Il sindaco Gaetano Manfredi e il presidente del Napoli Aurelio De Laurentiis attendono novità per capire l’evoluzione in merito allo stadio Maradona: “La Federazione dovrà indicare cinque stadi all’Uefa, tre città sono leggermente in vantaggio. Torino ha uno stadio già pronto, Roma dovrà fare qualcosa con l’Olimpico, anche se ci aspettiamo la nascita di un altro stadio, Milano dovrà sciogliere l’equivoco San Siro e poi ovviamente Napoli è in competizione. Il Sud non potrà mancare e il cuore dell’Italia e del Sud è Napoli che deve fare qualcosa. È arrivato il tempo”.

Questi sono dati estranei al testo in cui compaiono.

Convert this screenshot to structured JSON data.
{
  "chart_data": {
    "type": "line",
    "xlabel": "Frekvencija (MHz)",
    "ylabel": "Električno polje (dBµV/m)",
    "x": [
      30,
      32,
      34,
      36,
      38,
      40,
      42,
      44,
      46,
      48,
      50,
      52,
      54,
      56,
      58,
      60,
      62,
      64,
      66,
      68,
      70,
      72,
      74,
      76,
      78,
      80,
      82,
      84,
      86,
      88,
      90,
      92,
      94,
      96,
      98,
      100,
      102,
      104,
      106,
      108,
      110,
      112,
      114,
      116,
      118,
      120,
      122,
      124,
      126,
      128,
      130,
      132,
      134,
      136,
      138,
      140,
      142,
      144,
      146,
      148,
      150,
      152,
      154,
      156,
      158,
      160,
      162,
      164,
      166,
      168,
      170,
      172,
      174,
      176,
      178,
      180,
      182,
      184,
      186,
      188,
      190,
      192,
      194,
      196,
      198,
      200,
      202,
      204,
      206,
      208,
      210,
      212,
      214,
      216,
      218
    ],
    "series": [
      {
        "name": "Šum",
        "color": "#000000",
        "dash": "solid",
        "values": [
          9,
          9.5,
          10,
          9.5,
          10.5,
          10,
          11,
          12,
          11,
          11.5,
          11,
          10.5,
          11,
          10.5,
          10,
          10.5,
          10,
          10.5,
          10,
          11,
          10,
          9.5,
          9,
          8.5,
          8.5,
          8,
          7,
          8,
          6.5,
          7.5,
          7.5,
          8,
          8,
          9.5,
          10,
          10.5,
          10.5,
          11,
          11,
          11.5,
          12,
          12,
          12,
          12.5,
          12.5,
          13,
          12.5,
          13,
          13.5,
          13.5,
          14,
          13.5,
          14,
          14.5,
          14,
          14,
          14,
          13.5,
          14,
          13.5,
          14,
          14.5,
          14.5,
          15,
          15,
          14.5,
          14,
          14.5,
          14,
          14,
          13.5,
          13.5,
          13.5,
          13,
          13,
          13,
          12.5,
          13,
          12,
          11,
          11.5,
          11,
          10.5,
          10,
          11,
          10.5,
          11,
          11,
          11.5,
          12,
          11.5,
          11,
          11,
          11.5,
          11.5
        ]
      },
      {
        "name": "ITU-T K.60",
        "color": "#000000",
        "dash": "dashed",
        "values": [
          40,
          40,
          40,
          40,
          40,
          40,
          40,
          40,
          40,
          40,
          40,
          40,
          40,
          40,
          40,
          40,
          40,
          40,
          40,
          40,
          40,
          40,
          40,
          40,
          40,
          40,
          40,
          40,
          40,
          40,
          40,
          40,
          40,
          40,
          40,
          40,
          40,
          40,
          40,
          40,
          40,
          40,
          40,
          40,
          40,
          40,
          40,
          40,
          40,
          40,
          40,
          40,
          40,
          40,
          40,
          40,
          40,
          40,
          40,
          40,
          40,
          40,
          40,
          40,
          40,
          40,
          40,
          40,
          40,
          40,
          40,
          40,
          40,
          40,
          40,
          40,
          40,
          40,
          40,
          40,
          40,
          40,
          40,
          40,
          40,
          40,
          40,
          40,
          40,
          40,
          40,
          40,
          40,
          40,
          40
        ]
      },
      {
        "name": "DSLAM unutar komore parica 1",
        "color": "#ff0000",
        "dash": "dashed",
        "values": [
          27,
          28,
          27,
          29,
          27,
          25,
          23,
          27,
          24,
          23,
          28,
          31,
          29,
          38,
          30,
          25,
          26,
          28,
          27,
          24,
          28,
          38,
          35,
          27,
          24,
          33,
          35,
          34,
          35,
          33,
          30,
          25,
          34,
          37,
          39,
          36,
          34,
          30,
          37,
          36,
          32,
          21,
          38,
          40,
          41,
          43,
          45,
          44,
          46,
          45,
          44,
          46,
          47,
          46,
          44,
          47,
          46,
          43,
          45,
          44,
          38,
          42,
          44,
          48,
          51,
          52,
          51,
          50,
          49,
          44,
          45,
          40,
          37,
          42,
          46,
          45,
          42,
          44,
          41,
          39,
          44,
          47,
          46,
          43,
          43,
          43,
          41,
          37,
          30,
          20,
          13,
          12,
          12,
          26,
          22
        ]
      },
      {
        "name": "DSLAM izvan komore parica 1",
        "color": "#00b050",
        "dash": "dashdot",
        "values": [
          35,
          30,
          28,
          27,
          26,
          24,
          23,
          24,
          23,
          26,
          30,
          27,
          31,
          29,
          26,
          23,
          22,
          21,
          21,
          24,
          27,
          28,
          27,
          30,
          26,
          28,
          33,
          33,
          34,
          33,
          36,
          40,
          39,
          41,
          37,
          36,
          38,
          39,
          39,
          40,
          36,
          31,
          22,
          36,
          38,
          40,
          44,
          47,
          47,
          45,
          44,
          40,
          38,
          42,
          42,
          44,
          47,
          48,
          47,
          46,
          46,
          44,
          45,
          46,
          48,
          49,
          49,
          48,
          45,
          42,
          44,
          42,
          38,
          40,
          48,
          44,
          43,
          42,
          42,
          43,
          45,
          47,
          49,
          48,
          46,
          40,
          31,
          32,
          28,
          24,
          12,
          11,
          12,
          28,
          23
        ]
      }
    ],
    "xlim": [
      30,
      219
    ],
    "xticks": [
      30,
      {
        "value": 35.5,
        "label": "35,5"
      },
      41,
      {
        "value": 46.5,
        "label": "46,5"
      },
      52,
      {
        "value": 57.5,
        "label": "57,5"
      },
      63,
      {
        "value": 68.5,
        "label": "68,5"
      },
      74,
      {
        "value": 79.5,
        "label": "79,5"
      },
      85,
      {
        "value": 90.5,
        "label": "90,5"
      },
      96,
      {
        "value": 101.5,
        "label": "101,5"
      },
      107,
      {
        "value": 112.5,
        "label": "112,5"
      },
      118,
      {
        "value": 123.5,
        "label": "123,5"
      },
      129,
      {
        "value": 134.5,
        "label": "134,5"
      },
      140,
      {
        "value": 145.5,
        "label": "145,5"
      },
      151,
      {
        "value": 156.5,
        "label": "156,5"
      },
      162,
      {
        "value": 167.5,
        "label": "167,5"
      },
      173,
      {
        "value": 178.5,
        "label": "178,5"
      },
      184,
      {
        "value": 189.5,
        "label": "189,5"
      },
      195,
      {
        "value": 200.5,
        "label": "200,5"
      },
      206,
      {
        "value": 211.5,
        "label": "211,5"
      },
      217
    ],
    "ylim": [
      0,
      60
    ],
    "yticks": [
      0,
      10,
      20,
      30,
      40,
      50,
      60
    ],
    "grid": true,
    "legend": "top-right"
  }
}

Abodi ha poi parlato pure dell’America’s Cup che sbarcherà in città nel 2027: “Napoli è protagonista, dallo scudetto all'America’s Cup: è la città dei contrasti, però emerge la bellezza di questo luogo, del Golfo la voglia di cantare e gioire, la positività, la collaborazione, il silenzio dell'attesa e un lavoro operoso di 6 mesi del quale non ha saputo niente nessuno. C’era un rapporto irrisolto con l’America’s Cup, l’idea di portarla a Napoli mi ha subito fatto scattare la scintilla. Mi sono confrontato con il presidente del Consiglio e siamo andati avanti. Abbiamo girato diverse regioni, ma mancava qualcosa: a Napoli i neozelandesi hanno trovato tutto, si sono innamorati. Alla fine abbiamo risposto positivamente a tutte le esigenze. Credo che questi grandi avvenimenti abbiano il compito di disegnare una prospettiva che è quella di ridare vita a Bagnoli, consegnando alla città un luogo di sport e di vita. Modello Caivano? Sicuramente è un qualcosa che rigenera quel luogo, in una città che non ha bisogno di essere riqualificata, ma che deve proseguire il percorso di crescita in atto”.